Jesse Cook: l'éternelle quête de renouvellement

Avec ses compositions, le guitariste Jesse Cook désire toujours emmener ceux qui l'écoutent vers une nouvelle destination. «Quand je commence un album, je veux aller ailleurs. Là où je ne suis jamais allé. Dans le processus de création, il ne faut pas se fier à ses vieux trucs. J'aime apprendre, jouer avec la nouveauté», lance d'emblée celui qui se sert de la musique classique, du flamenco et du jazz pour voyager.
Une nouveauté sur son récent album, One World, est l'utilisation de boucles, des sons électroniques découverts par hasard grâce à son fils, âgé alors de sept ans. «Il a pesé sur un bouton et j'ai entendu les sons. J'aime le fait de jouer avec les boucles électroniques, un son très moderne, et les mélanger avec le duduk d'Arménie, un instrument vieux de 3000 ans. C'est intéressant de voir que les deux se marient bien. Ça confirme que la musique est intemporelle», explique au bout du fil le musicien anglophone, qui insiste pour faire l'entrevue en français. Une langue dans laquelle il s'exprime aisément même s'il nie être bilingue.
Jesse Cook montera sur scène avec quatre musiciens.
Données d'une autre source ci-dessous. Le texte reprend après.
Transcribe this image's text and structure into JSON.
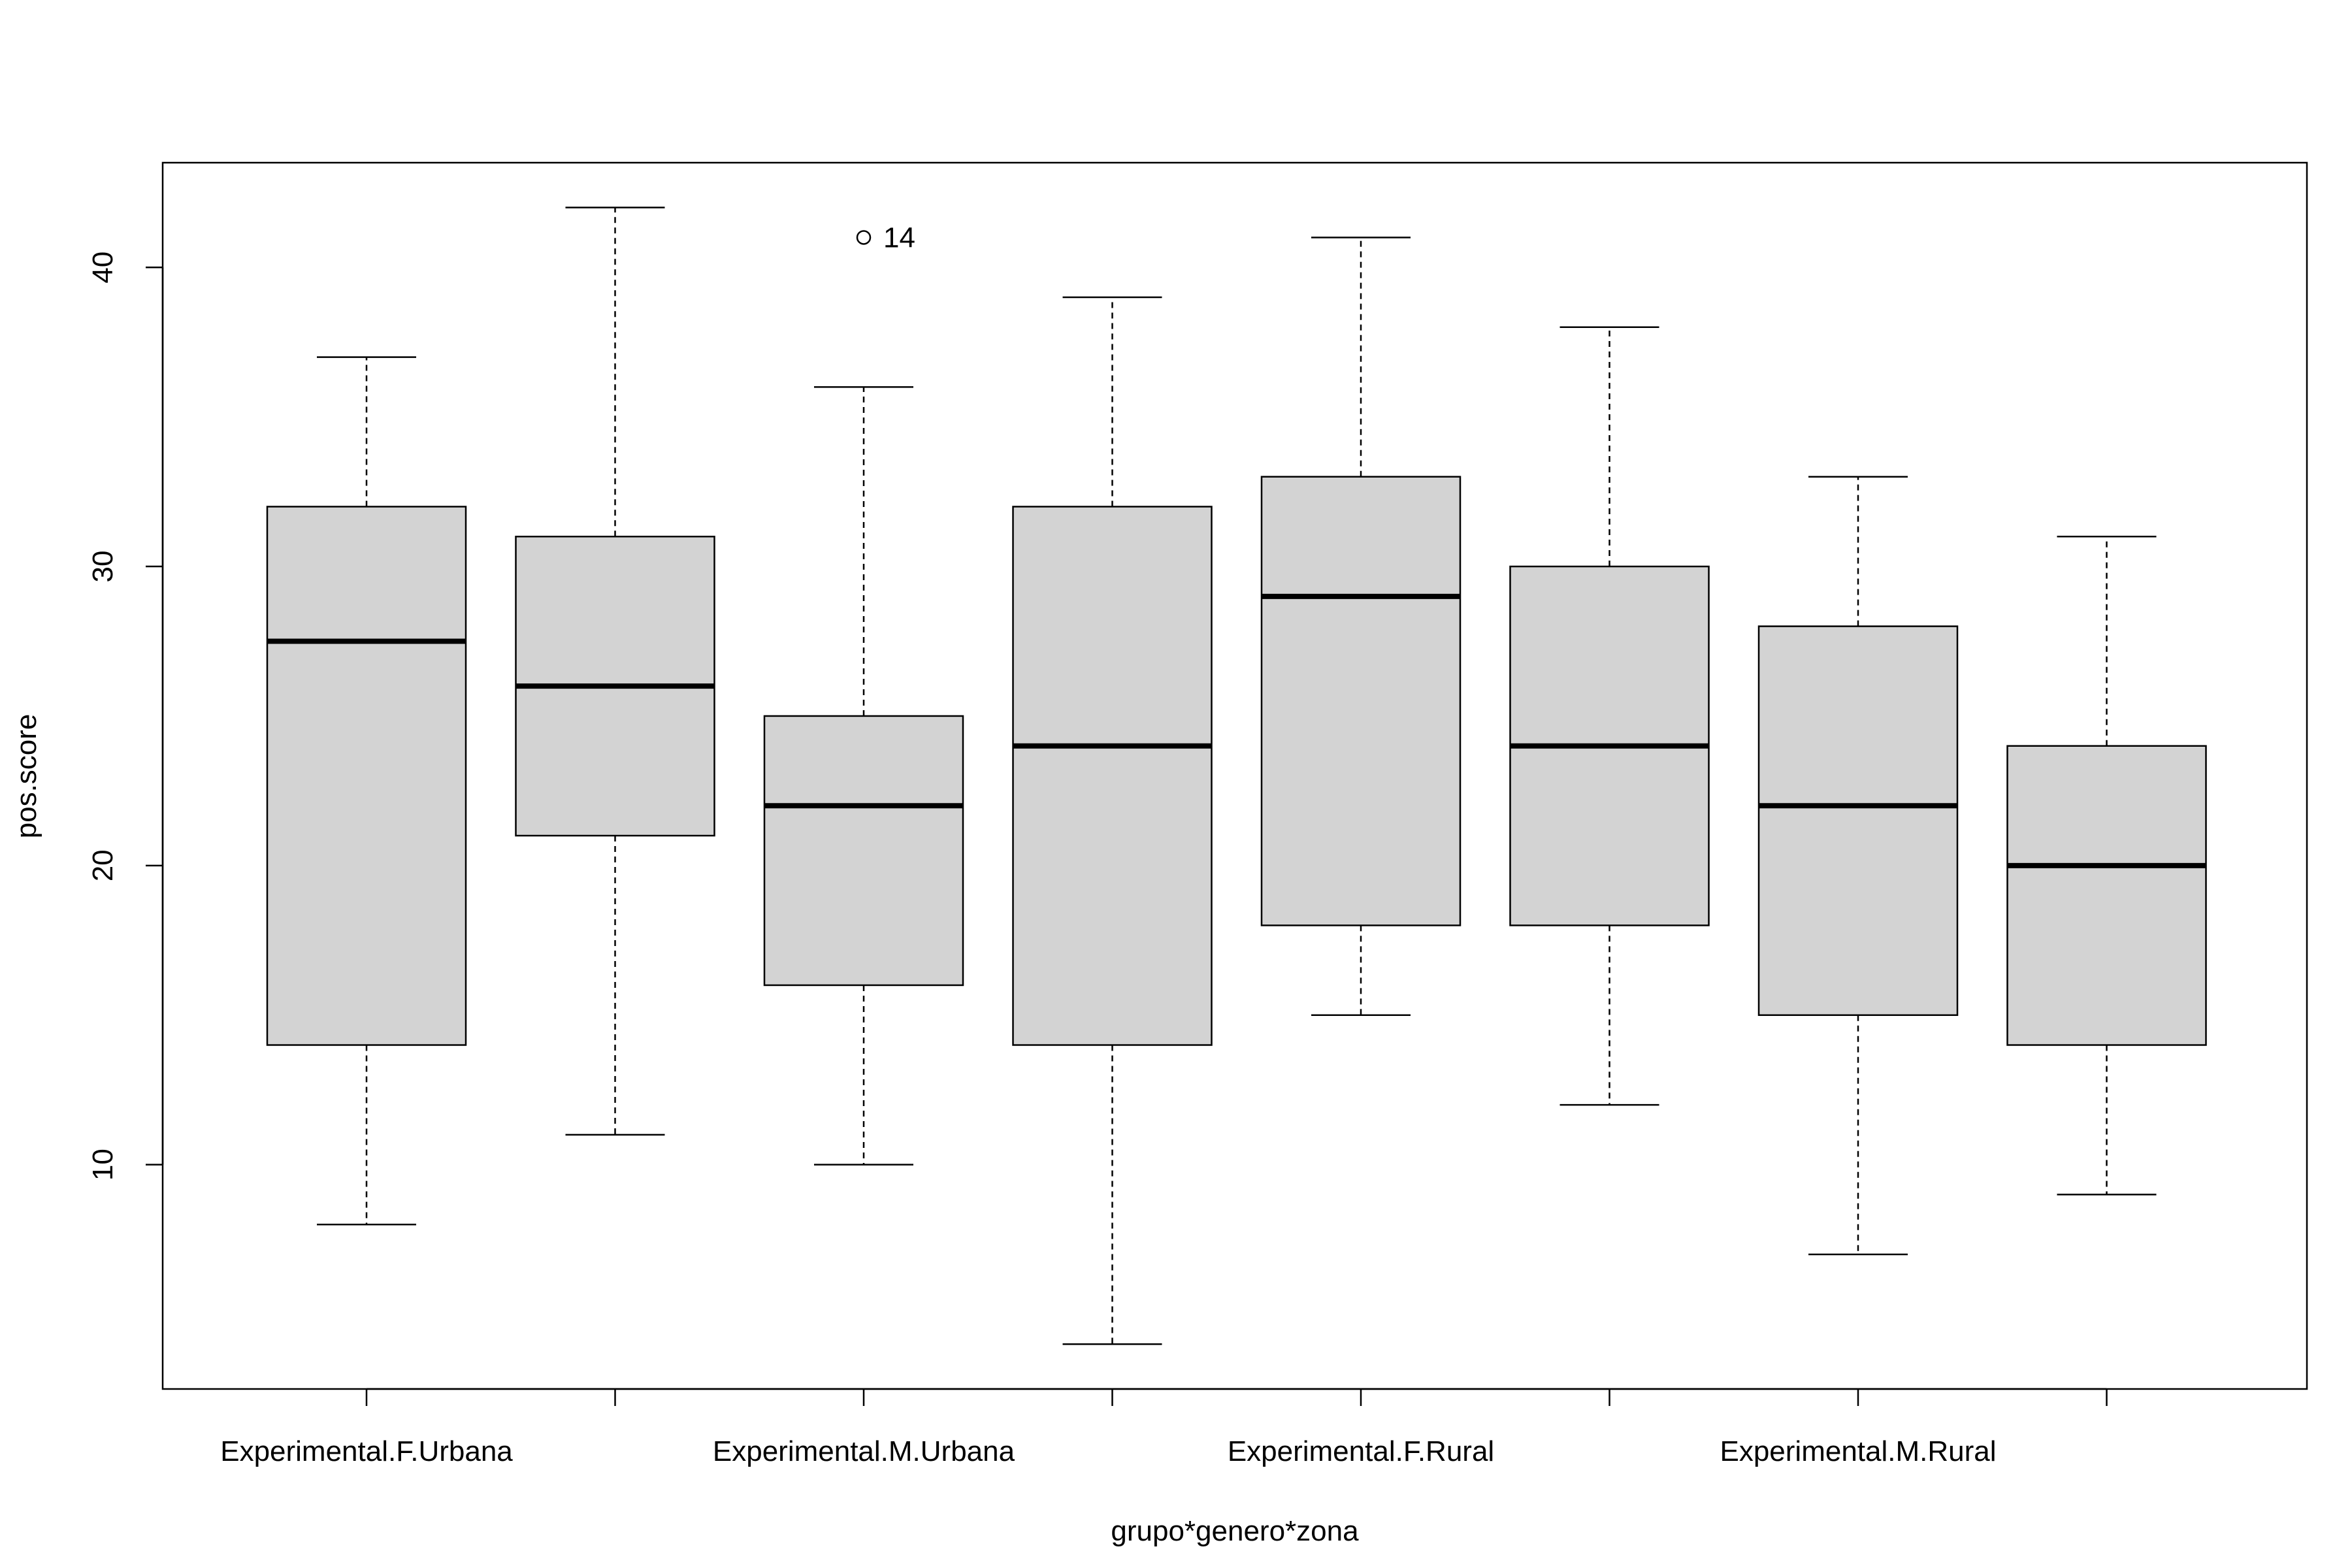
{
  "chart_data": {
    "type": "boxplot",
    "title": "",
    "xlabel": "grupo*genero*zona",
    "ylabel": "pos.score",
    "ylim": [
      2.5,
      43.5
    ],
    "yticks": [
      10,
      20,
      30,
      40
    ],
    "tick_labels": [
      "10",
      "20",
      "30",
      "40"
    ],
    "categories": [
      "Experimental.F.Urbana",
      "",
      "Experimental.M.Urbana",
      "",
      "Experimental.F.Rural",
      "",
      "Experimental.M.Rural",
      ""
    ],
    "boxes": [
      {
        "whisker_low": 8,
        "q1": 14,
        "median": 27.5,
        "q3": 32,
        "whisker_high": 37
      },
      {
        "whisker_low": 11,
        "q1": 21,
        "median": 26,
        "q3": 31,
        "whisker_high": 42
      },
      {
        "whisker_low": 10,
        "q1": 16,
        "median": 22,
        "q3": 25,
        "whisker_high": 36
      },
      {
        "whisker_low": 4,
        "q1": 14,
        "median": 24,
        "q3": 32,
        "whisker_high": 39
      },
      {
        "whisker_low": 15,
        "q1": 18,
        "median": 29,
        "q3": 33,
        "whisker_high": 41
      },
      {
        "whisker_low": 12,
        "q1": 18,
        "median": 24,
        "q3": 30,
        "whisker_high": 38
      },
      {
        "whisker_low": 7,
        "q1": 15,
        "median": 22,
        "q3": 28,
        "whisker_high": 33
      },
      {
        "whisker_low": 9,
        "q1": 14,
        "median": 20,
        "q3": 24,
        "whisker_high": 31
      }
    ],
    "outliers": [
      {
        "box": 2,
        "value": 41,
        "label": "14"
      }
    ],
    "colors": {
      "box_fill": "#d3d3d3",
      "stroke": "#000000",
      "background": "#ffffff"
    },
    "grid": false,
    "legend": "none"
  }
}
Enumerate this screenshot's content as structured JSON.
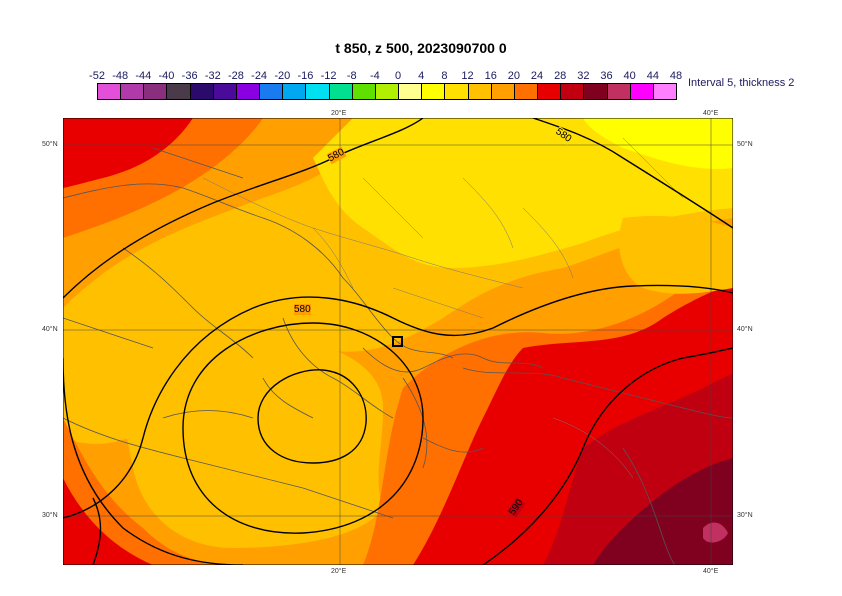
{
  "title": "t 850, z 500, 2023090700 0",
  "colorbar": {
    "labels": [
      "-52",
      "-48",
      "-44",
      "-40",
      "-36",
      "-32",
      "-28",
      "-24",
      "-20",
      "-16",
      "-12",
      "-8",
      "-4",
      "0",
      "4",
      "8",
      "12",
      "16",
      "20",
      "24",
      "28",
      "32",
      "36",
      "40",
      "44",
      "48"
    ],
    "colors": [
      "#e24fd9",
      "#b03aaa",
      "#8a2e7e",
      "#4a3a4a",
      "#2a0a6a",
      "#4a0a9a",
      "#8a00e0",
      "#1a7af0",
      "#00a8f0",
      "#00e0f0",
      "#00e090",
      "#60e000",
      "#b0f000",
      "#ffff90",
      "#ffff00",
      "#ffe000",
      "#ffc000",
      "#ffa000",
      "#ff7000",
      "#e80000",
      "#c00010",
      "#800020",
      "#c03060",
      "#ff00ff",
      "#ff80ff"
    ],
    "note": "Interval 5, thickness 2"
  },
  "axes": {
    "lon_ticks": [
      "20°E",
      "40°E"
    ],
    "lat_ticks": [
      "50°N",
      "40°N",
      "30°N"
    ]
  },
  "contours": {
    "labels": [
      "580",
      "580",
      "580",
      "590"
    ]
  }
}
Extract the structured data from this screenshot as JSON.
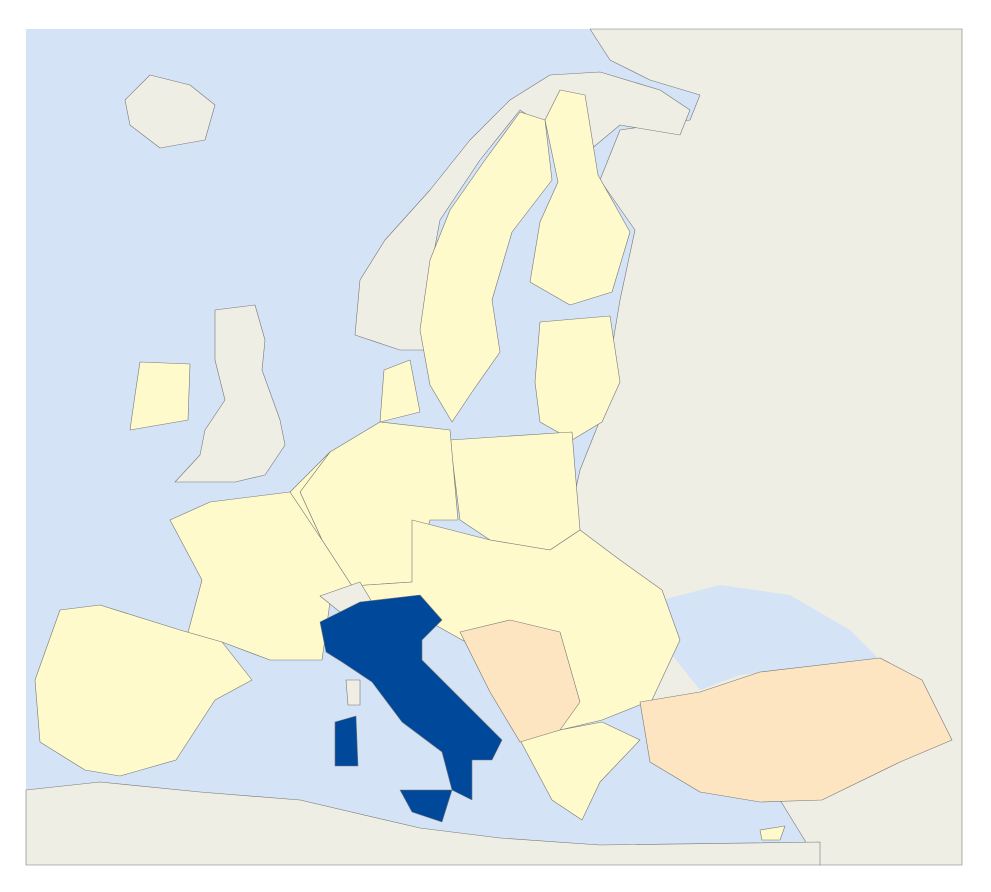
{
  "map": {
    "colors": {
      "sea": "#d4e3f5",
      "non_member": "#efeee5",
      "member": "#fefacb",
      "candidate": "#fde5c1",
      "highlight": "#00489a",
      "border": "#777777"
    },
    "highlighted_region": "italy"
  }
}
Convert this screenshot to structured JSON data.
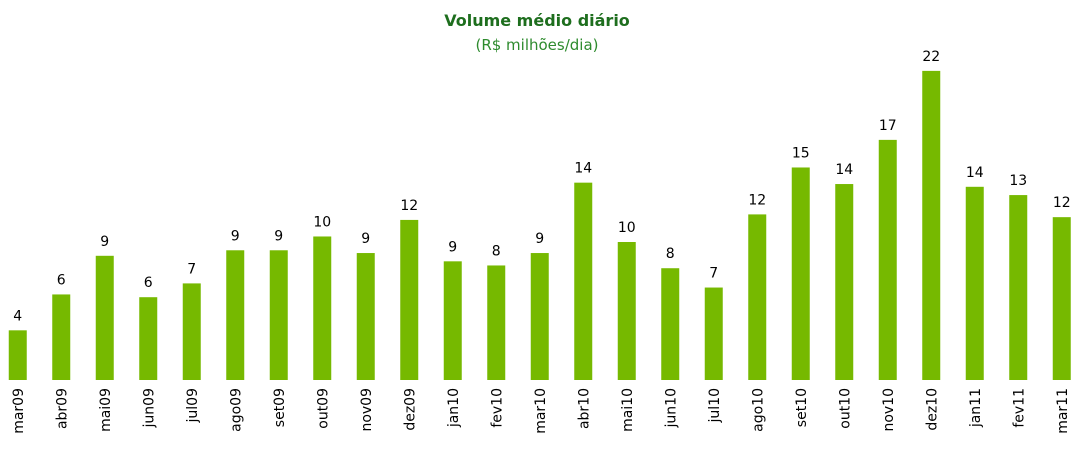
{
  "chart_data": {
    "type": "bar",
    "title": "Volume médio diário",
    "subtitle": "(R$ milhões/dia)",
    "categories": [
      "mar09",
      "abr09",
      "mai09",
      "jun09",
      "jul09",
      "ago09",
      "set09",
      "out09",
      "nov09",
      "dez09",
      "jan10",
      "fev10",
      "mar10",
      "abr10",
      "mai10",
      "jun10",
      "jul10",
      "ago10",
      "set10",
      "out10",
      "nov10",
      "dez10",
      "jan11",
      "fev11",
      "mar11"
    ],
    "values": [
      3.6,
      6.2,
      9.0,
      6.0,
      7.0,
      9.4,
      9.4,
      10.4,
      9.2,
      11.6,
      8.6,
      8.3,
      9.2,
      14.3,
      10.0,
      8.1,
      6.7,
      12.0,
      15.4,
      14.2,
      17.4,
      22.4,
      14.0,
      13.4,
      11.8
    ],
    "value_labels": [
      "4",
      "6",
      "9",
      "6",
      "7",
      "9",
      "9",
      "10",
      "9",
      "12",
      "9",
      "8",
      "9",
      "14",
      "10",
      "8",
      "7",
      "12",
      "15",
      "14",
      "17",
      "22",
      "14",
      "13",
      "12"
    ],
    "color": "#76b900",
    "ylim": [
      0,
      22.5
    ]
  }
}
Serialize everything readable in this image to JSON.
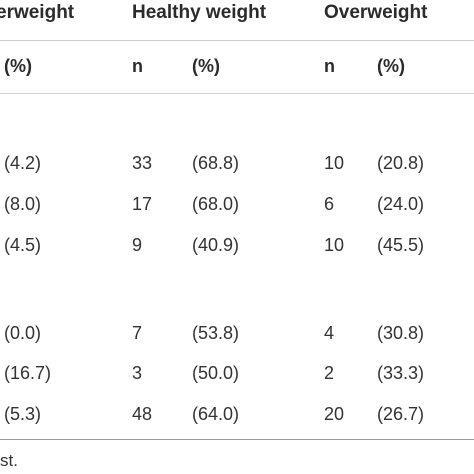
{
  "header": {
    "groups": [
      "erweight",
      "Healthy weight",
      "Overweight"
    ],
    "sub_columns": [
      "(%)",
      "n",
      "(%)",
      "n",
      "(%)"
    ]
  },
  "rows": [
    [
      "(4.2)",
      "33",
      "(68.8)",
      "10",
      "(20.8)"
    ],
    [
      "(8.0)",
      "17",
      "(68.0)",
      "6",
      "(24.0)"
    ],
    [
      "(4.5)",
      "9",
      "(40.9)",
      "10",
      "(45.5)"
    ],
    [
      "(0.0)",
      "7",
      "(53.8)",
      "4",
      "(30.8)"
    ],
    [
      "(16.7)",
      "3",
      "(50.0)",
      "2",
      "(33.3)"
    ],
    [
      "(5.3)",
      "48",
      "(64.0)",
      "20",
      "(26.7)"
    ]
  ],
  "footnote": "st."
}
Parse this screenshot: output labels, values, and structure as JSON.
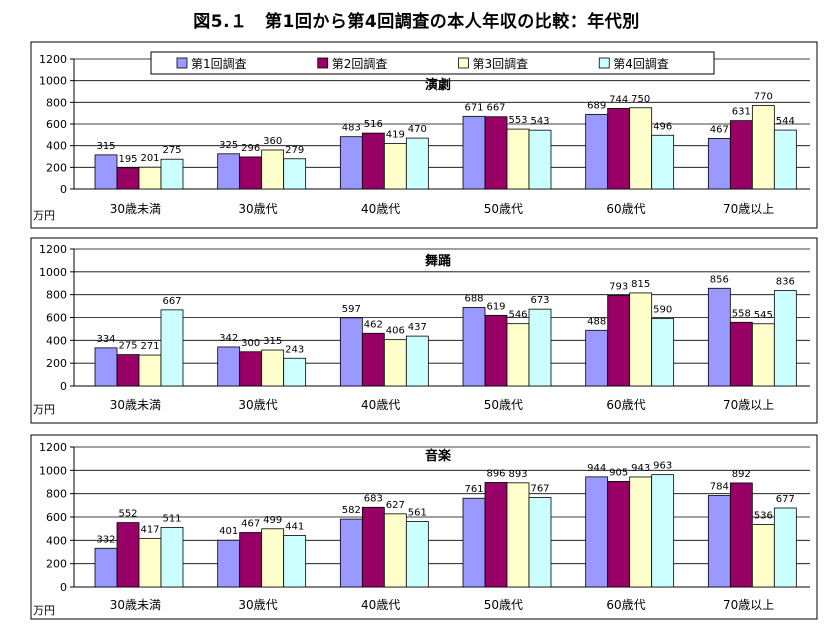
{
  "title": "図5.１　第1回から第4回調査の本人年収の比較：年代別",
  "chart_data": [
    {
      "type": "bar",
      "title": "演劇",
      "unit": "万円",
      "categories": [
        "30歳未満",
        "30歳代",
        "40歳代",
        "50歳代",
        "60歳代",
        "70歳以上"
      ],
      "yticks": [
        "0",
        "200",
        "400",
        "600",
        "800",
        "1000",
        "1200"
      ],
      "ylim": [
        0,
        1200
      ],
      "series": [
        {
          "name": "第1回調査",
          "values": [
            315,
            325,
            483,
            671,
            689,
            467
          ]
        },
        {
          "name": "第2回調査",
          "values": [
            195,
            296,
            516,
            667,
            744,
            631
          ]
        },
        {
          "name": "第3回調査",
          "values": [
            201,
            360,
            419,
            553,
            750,
            770
          ]
        },
        {
          "name": "第4回調査",
          "values": [
            275,
            279,
            470,
            543,
            496,
            544
          ]
        }
      ]
    },
    {
      "type": "bar",
      "title": "舞踊",
      "unit": "万円",
      "categories": [
        "30歳未満",
        "30歳代",
        "40歳代",
        "50歳代",
        "60歳代",
        "70歳以上"
      ],
      "yticks": [
        "0",
        "200",
        "400",
        "600",
        "800",
        "1000",
        "1200"
      ],
      "ylim": [
        0,
        1200
      ],
      "series": [
        {
          "name": "第1回調査",
          "values": [
            334,
            342,
            597,
            688,
            488,
            856
          ]
        },
        {
          "name": "第2回調査",
          "values": [
            275,
            300,
            462,
            619,
            793,
            558
          ]
        },
        {
          "name": "第3回調査",
          "values": [
            271,
            315,
            406,
            546,
            815,
            545
          ]
        },
        {
          "name": "第4回調査",
          "values": [
            667,
            243,
            437,
            673,
            590,
            836
          ]
        }
      ]
    },
    {
      "type": "bar",
      "title": "音楽",
      "unit": "万円",
      "categories": [
        "30歳未満",
        "30歳代",
        "40歳代",
        "50歳代",
        "60歳代",
        "70歳以上"
      ],
      "yticks": [
        "0",
        "200",
        "400",
        "600",
        "800",
        "1000",
        "1200"
      ],
      "ylim": [
        0,
        1200
      ],
      "series": [
        {
          "name": "第1回調査",
          "values": [
            332,
            401,
            582,
            761,
            944,
            784
          ]
        },
        {
          "name": "第2回調査",
          "values": [
            552,
            467,
            683,
            896,
            905,
            892
          ]
        },
        {
          "name": "第3回調査",
          "values": [
            417,
            499,
            627,
            893,
            943,
            536
          ]
        },
        {
          "name": "第4回調査",
          "values": [
            511,
            441,
            561,
            767,
            963,
            677
          ]
        }
      ]
    }
  ],
  "legend": {
    "placement": "top-center",
    "items": [
      "第1回調査",
      "第2回調査",
      "第3回調査",
      "第4回調査"
    ]
  },
  "colors": [
    "#9999ff",
    "#990066",
    "#ffffcc",
    "#ccffff"
  ]
}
Le compositeur interprétera des pièces de One World, lancé en avril, mais pigera également dans l'ensemble de son répertoire, qui tient en huit autres albums studio. «Je sais que certains fans ont seulement un de mes albums et si je ne joue pas au moins une pièce qu'ils connaissent, ils me détesteront», rigole-t-il.
«Nomad a été enregistrée au Caire. The Rumba Foundation a été enregistrée en Colombie. Et si un concert est un voyage, je veux que le public vienne avec nous visiter toutes les régions du monde», ajoute-t-il pour justifier «l'itinéraire» de son spectacle.
Un amour né au Québec
Les parents de Cook, originaires de Montréal et de Toronto, se sont rencontrés en Estrie, plus précisément à Lennoxville. Après leurs études, les deux amoureux s'envolent vers le Vieux Continent. Le père s'installe à Paris avec l'intention de devenir écrivain. Après un séjour à Londres, la mère va rejoindre son conjoint dans la Ville lumière où Jesse Cook naît en 1964.
C'est à quatre ans que le jeune Jesse déménage à Toronto où il grandit avec sa mère, réalisatrice pour la télévision à CBC. Son père demeure en Europe où il connaît du succès comme réalisateur de films.
«Je sais, c'est compliqué tout cela», résume le guitariste.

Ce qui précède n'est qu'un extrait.